Mangle the name again

Once the channel has mangled the name and set the "real" name and possibly the "year","season" and "episode" it is time for the sub site script to do its mangling. The sub def defines a name_script (a NIPL script) that is called with the "year","season" and "episode" variables already set (if set by the channels script) and a variable called "lang" set to the prefered language. By default this is set to a three letter language code but if the property iso2 is set channels will convert it to the equivalent two letter code. The name_script should return the url part that can be concatenated with the url to be sent to the sub site.

Supported languages

Each subtitle site configuration must have an lang field set. This field should be set to a comma separated list of supported languages. If the site doesn't support any language that the user prefer then the site will not be used. This is the reason for configuring multiple subtitle sites.

Fetch the subtitles

Once the name has been mangled by the script (or left unchanged if no script was defined) the name is concatenated with the "url" to produce the complete url that is the sent to the site.
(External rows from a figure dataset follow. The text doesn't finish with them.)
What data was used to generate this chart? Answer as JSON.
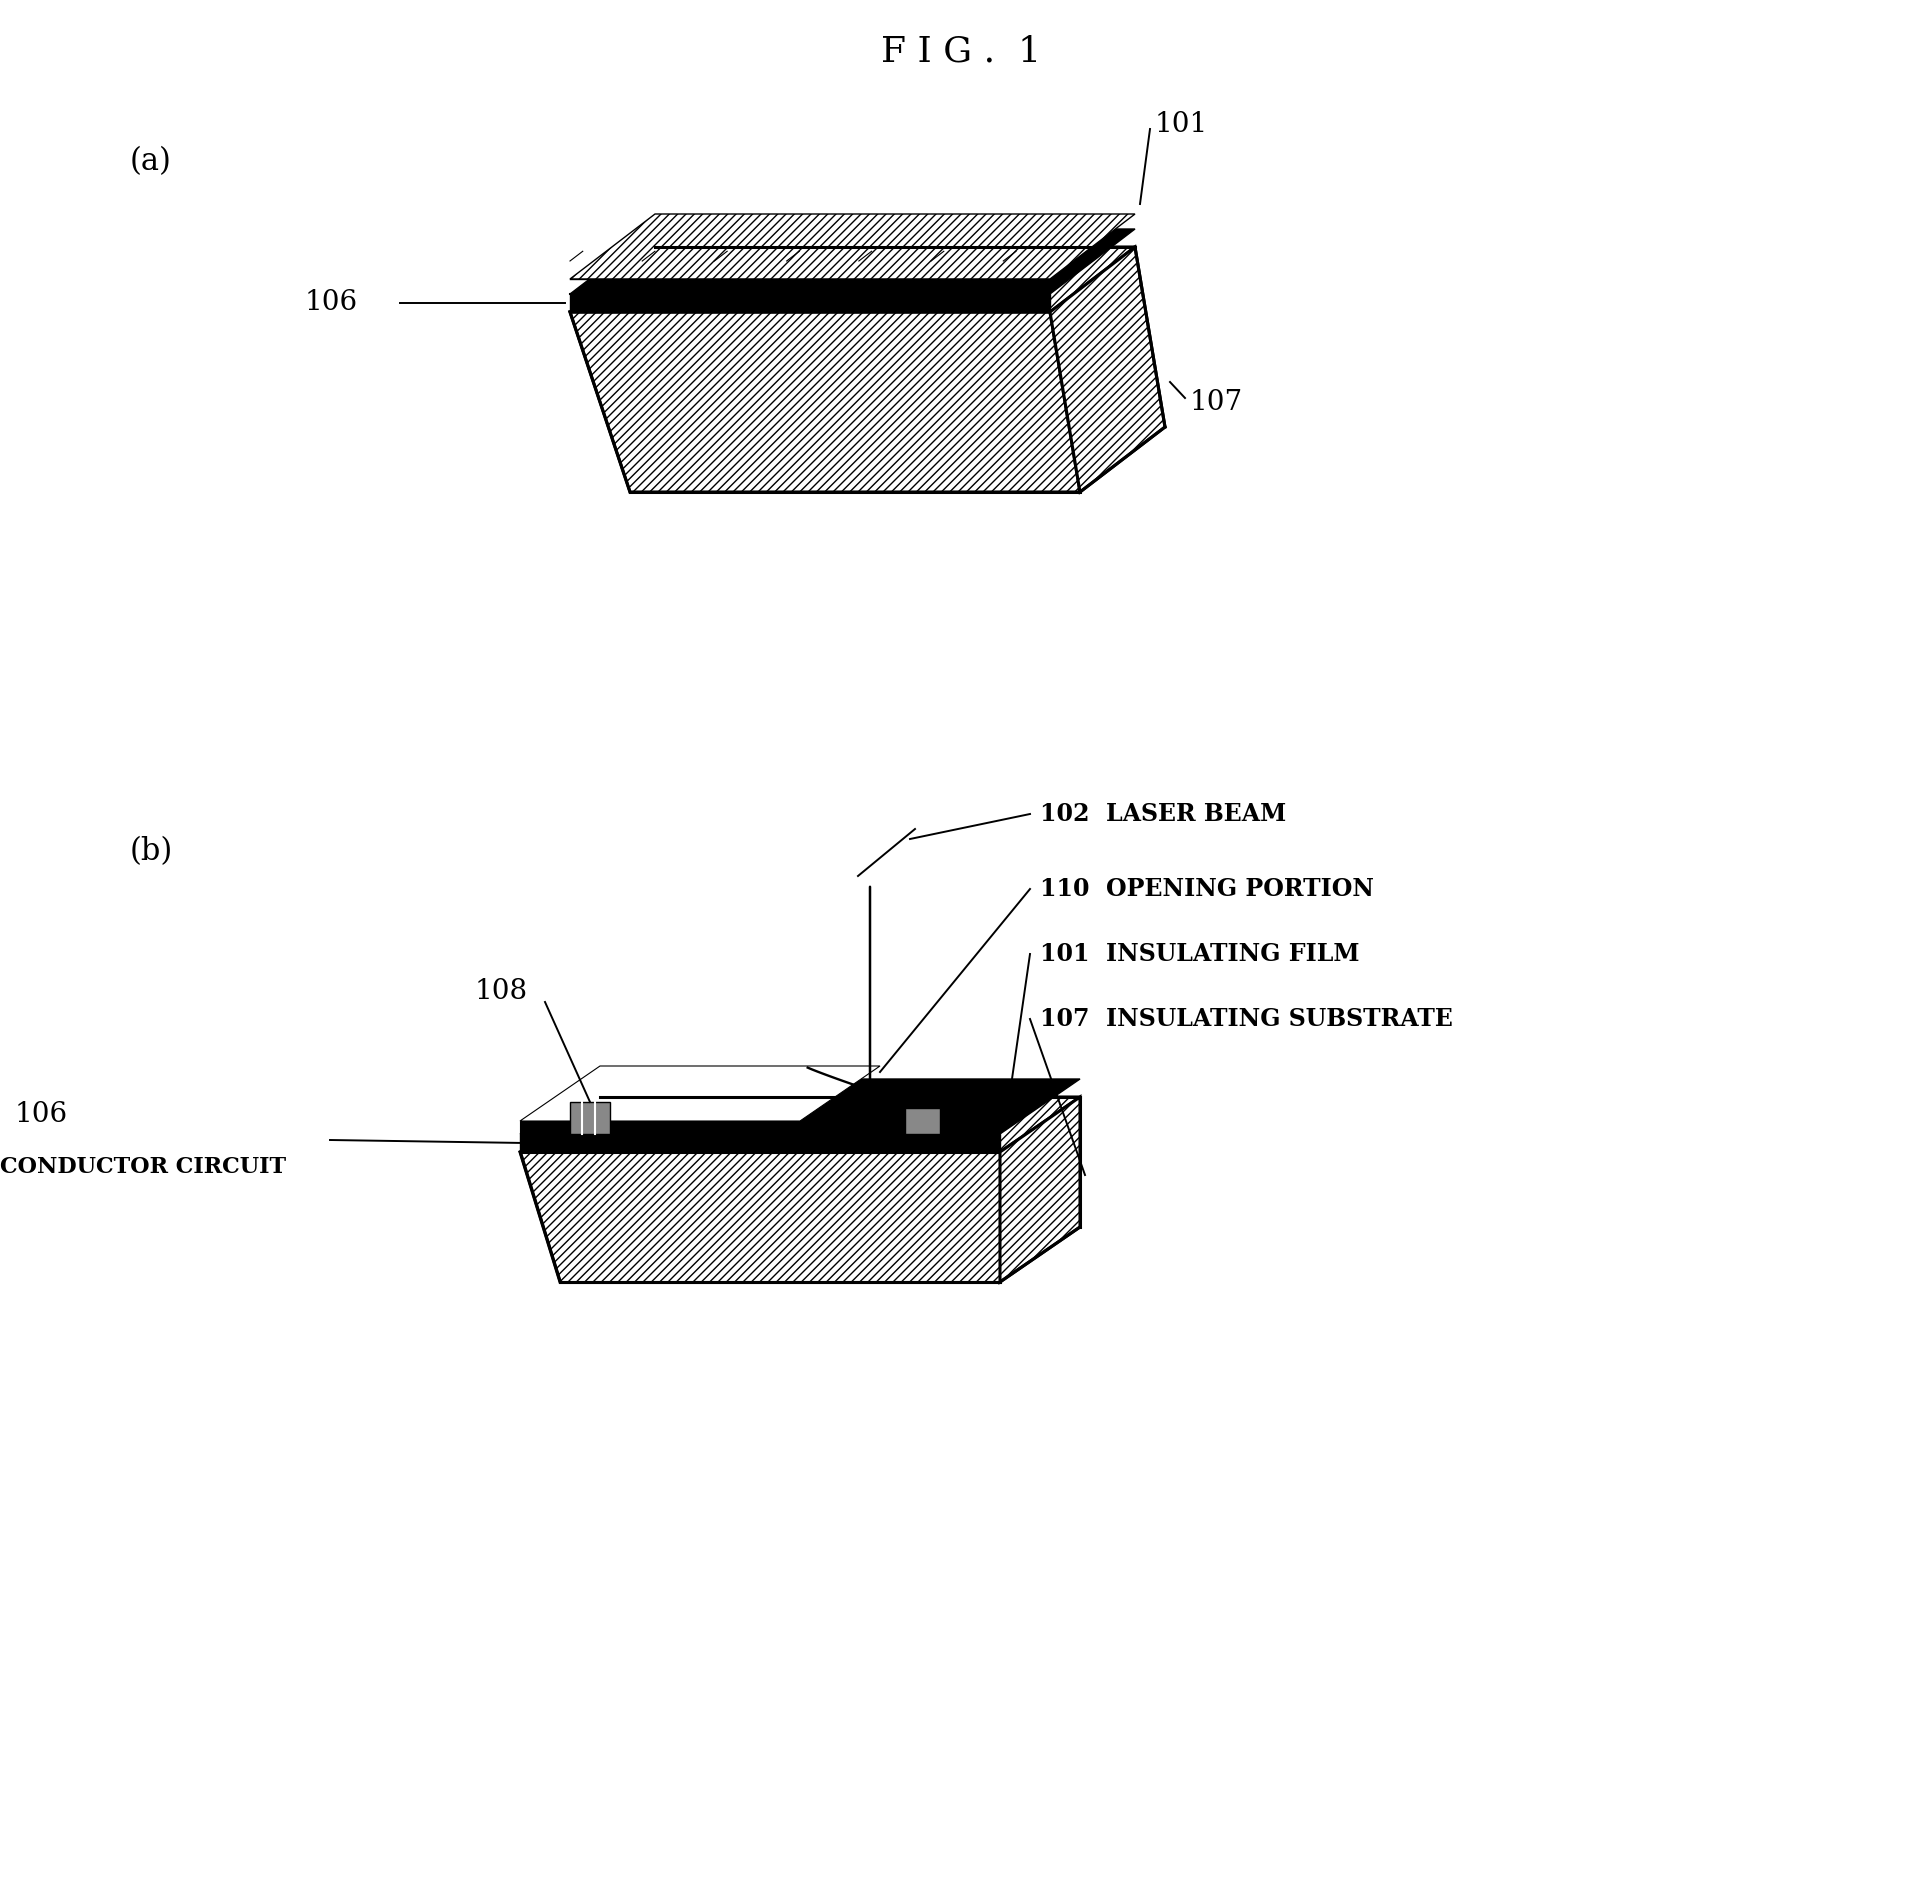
{
  "title": "F I G .  1",
  "title_fontsize": 26,
  "label_a": "(a)",
  "label_b": "(b)",
  "label_fontsize": 22,
  "annotation_fontsize": 17,
  "number_fontsize": 20,
  "bg_color": "#ffffff",
  "line_color": "#000000",
  "fig_width": 19.23,
  "fig_height": 19.02,
  "dpi": 100
}
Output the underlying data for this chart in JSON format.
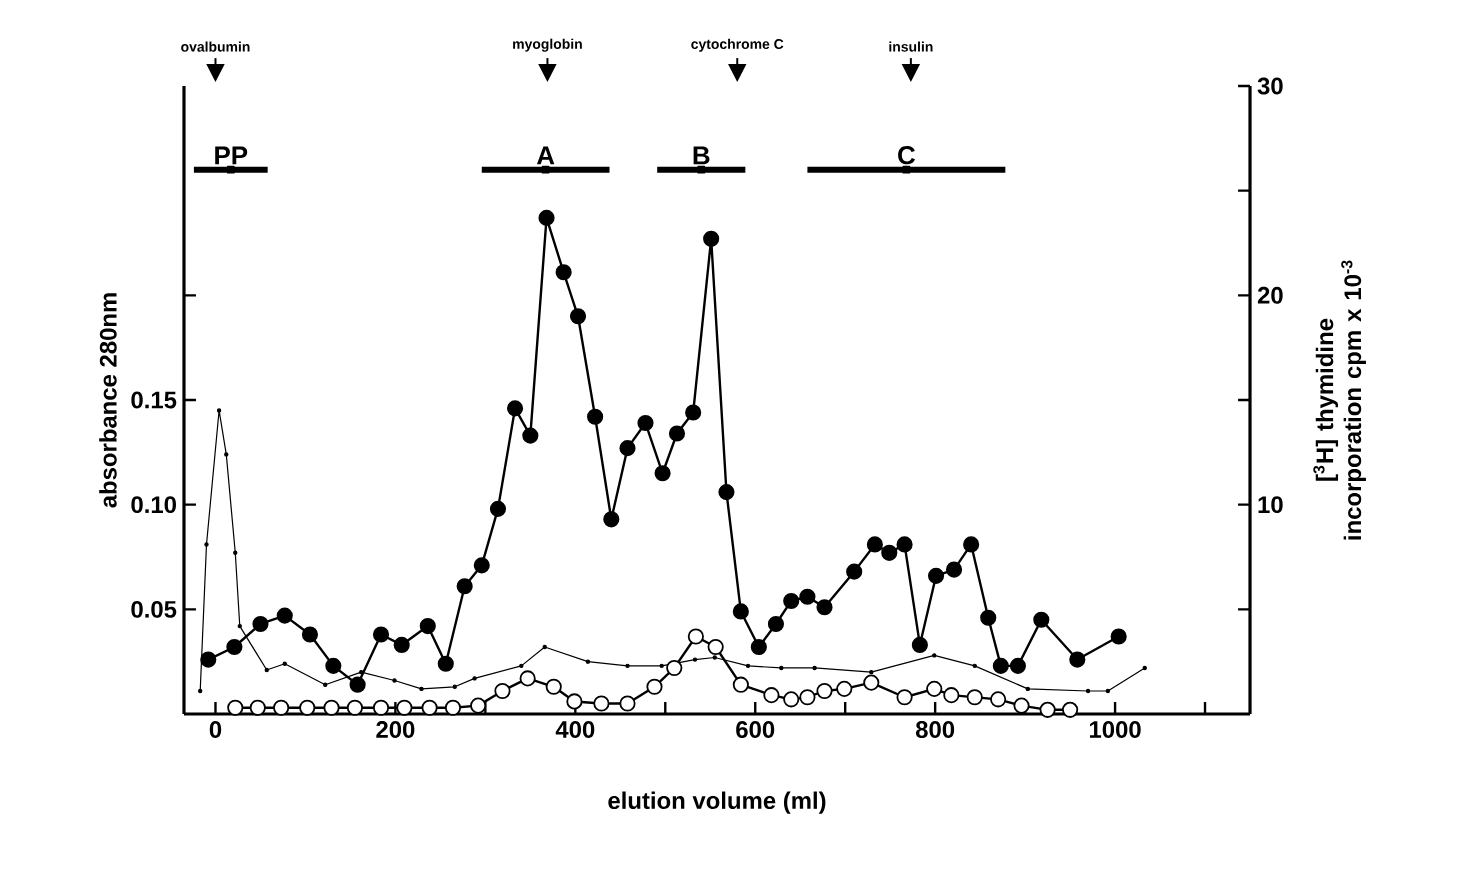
{
  "chart_data": {
    "type": "line",
    "xlabel": "elution volume (ml)",
    "ylabel": "absorbance  280nm",
    "y2label": "[$^{3}$H] thymidine incorporation cpm x 10$^{-3}$",
    "xlim": [
      -35,
      1150
    ],
    "xticks": [
      0,
      {
        "value": 100,
        "label": null
      },
      200,
      {
        "value": 300,
        "label": null
      },
      400,
      {
        "value": 500,
        "label": null
      },
      600,
      {
        "value": 700,
        "label": null
      },
      800,
      {
        "value": 900,
        "label": null
      },
      1000,
      {
        "value": 1100,
        "label": null
      }
    ],
    "ylim": [
      0,
      0.3
    ],
    "yticks": [
      {
        "value": 0.05,
        "label": "0.05"
      },
      {
        "value": 0.1,
        "label": "0.10"
      },
      {
        "value": 0.15,
        "label": "0.15"
      },
      {
        "value": 0.2,
        "label": null
      }
    ],
    "ref_lines": [
      {
        "axis": "x",
        "value": 0,
        "label": "ovalbumin"
      },
      {
        "axis": "x",
        "value": 369,
        "label": "myoglobin"
      },
      {
        "axis": "x",
        "value": 580,
        "label": "cytochrome C"
      },
      {
        "axis": "x",
        "value": 773,
        "label": "insulin"
      }
    ],
    "y2lim": [
      0,
      30
    ],
    "y2ticks": [
      {
        "value": 5,
        "label": null
      },
      10,
      {
        "value": 15,
        "label": null
      },
      20,
      {
        "value": 25,
        "label": null
      },
      30
    ],
    "series": [
      {
        "axis": "y",
        "color": "#000000",
        "marker": "none",
        "x": [
          -17,
          -10,
          4,
          12,
          22,
          27,
          57,
          77,
          122,
          162,
          199,
          229,
          266,
          288,
          340,
          366,
          414,
          458,
          496,
          533,
          555,
          592,
          629,
          666,
          729,
          799,
          844,
          903,
          970,
          992,
          1033
        ],
        "values": [
          0.011,
          0.081,
          0.145,
          0.124,
          0.077,
          0.042,
          0.021,
          0.024,
          0.014,
          0.02,
          0.016,
          0.012,
          0.013,
          0.017,
          0.023,
          0.032,
          0.025,
          0.023,
          0.023,
          0.026,
          0.027,
          0.023,
          0.022,
          0.022,
          0.02,
          0.028,
          0.023,
          0.012,
          0.011,
          0.011,
          0.022
        ]
      },
      {
        "axis": "y2",
        "color": "#000000",
        "marker": "circle",
        "x": [
          -8,
          21,
          50,
          77,
          105,
          131,
          158,
          184,
          207,
          236,
          256,
          277,
          296,
          314,
          333,
          350,
          368,
          387,
          403,
          422,
          440,
          458,
          478,
          497,
          513,
          531,
          551,
          568,
          584,
          604,
          623,
          640,
          658,
          677,
          710,
          733,
          749,
          766,
          783,
          801,
          821,
          840,
          859,
          873,
          892,
          918,
          958,
          1004
        ],
        "values": [
          2.6,
          3.2,
          4.3,
          4.7,
          3.8,
          2.3,
          1.4,
          3.8,
          3.3,
          4.2,
          2.4,
          6.1,
          7.1,
          9.8,
          14.6,
          13.3,
          23.7,
          21.1,
          19.0,
          14.2,
          9.3,
          12.7,
          13.9,
          11.5,
          13.4,
          14.4,
          22.7,
          10.6,
          4.9,
          3.2,
          4.3,
          5.4,
          5.6,
          5.1,
          6.8,
          8.1,
          7.7,
          8.1,
          3.3,
          6.6,
          6.9,
          8.1,
          4.6,
          2.3,
          2.3,
          4.5,
          2.6,
          3.7
        ]
      },
      {
        "type": "scatter",
        "axis": "y",
        "color": "#000000",
        "marker": "square",
        "x": [
          17,
          367,
          540,
          768
        ],
        "values": [
          0.26,
          0.26,
          0.26,
          0.26
        ],
        "xerrors": [
          [
            -24,
            58
          ],
          [
            296,
            438
          ],
          [
            491,
            589
          ],
          [
            658,
            878
          ]
        ],
        "value_labels": [
          "PP",
          "A",
          "B",
          "C"
        ]
      },
      {
        "axis": "y2",
        "color": "#ffffff",
        "marker": "circle",
        "x": [
          22,
          47,
          73,
          102,
          129,
          155,
          184,
          210,
          238,
          264,
          292,
          319,
          347,
          376,
          399,
          429,
          458,
          488,
          510,
          534,
          556,
          584,
          618,
          640,
          658,
          677,
          699,
          729,
          766,
          799,
          818,
          844,
          870,
          896,
          925,
          950
        ],
        "values": [
          0.3,
          0.3,
          0.3,
          0.3,
          0.3,
          0.3,
          0.3,
          0.3,
          0.3,
          0.3,
          0.4,
          1.1,
          1.7,
          1.3,
          0.6,
          0.5,
          0.5,
          1.3,
          2.2,
          3.7,
          3.2,
          1.4,
          0.9,
          0.7,
          0.8,
          1.1,
          1.2,
          1.5,
          0.8,
          1.2,
          0.9,
          0.8,
          0.7,
          0.4,
          0.2,
          0.2
        ]
      }
    ],
    "grid": false
  }
}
In the above example the complete url would be http://api.s4u.se/Beta/DemoKey/xml/all/title/Inception If the reply is to complex to be able to use a single matcher expression a new "script" section can be used.

Zipped subtitles

Sometimes the subtitles are spread out over more than one .srt file and instead bundled into a zip file (it is of course possible that only one .srt file is placed in a zip file to reduce space etc.). From 1.07 Channels supports zipped subtitles. If the subtitle file is a zip file Channels will extract all .srt files from it (only the .srt files are extracted). If the property zip_concat is set Channels will concatenate all these .srt files to one large one. Once all files has been extracted the zip file is deleted unless the zip_keep property is set, then the zip file will be kept. Channels will consider a subtitle to zipped if it contains the word zip anywhere in the url. If the url does not contain zip but you know that the file is a zip file set the property zip_force to instruct Channels to treat the file as a zip file anyhow. NOTE!! It is recommended to ALWAYS use the zip_force option if the subtitle site uses zip files to make sure that they are handled properly.


Selecting your language

The user can set the language priority via the PMS GUI. This is done under the "Transcode" tab and further under the "Mencoder options" there you'll find something called "Subtitles language priority". This is a comma separated list of language codes that can be used as subtitles. Note that it is a strict priority list. If a subtitle for the language first in the list is found it will be used and the other languages will not be considered.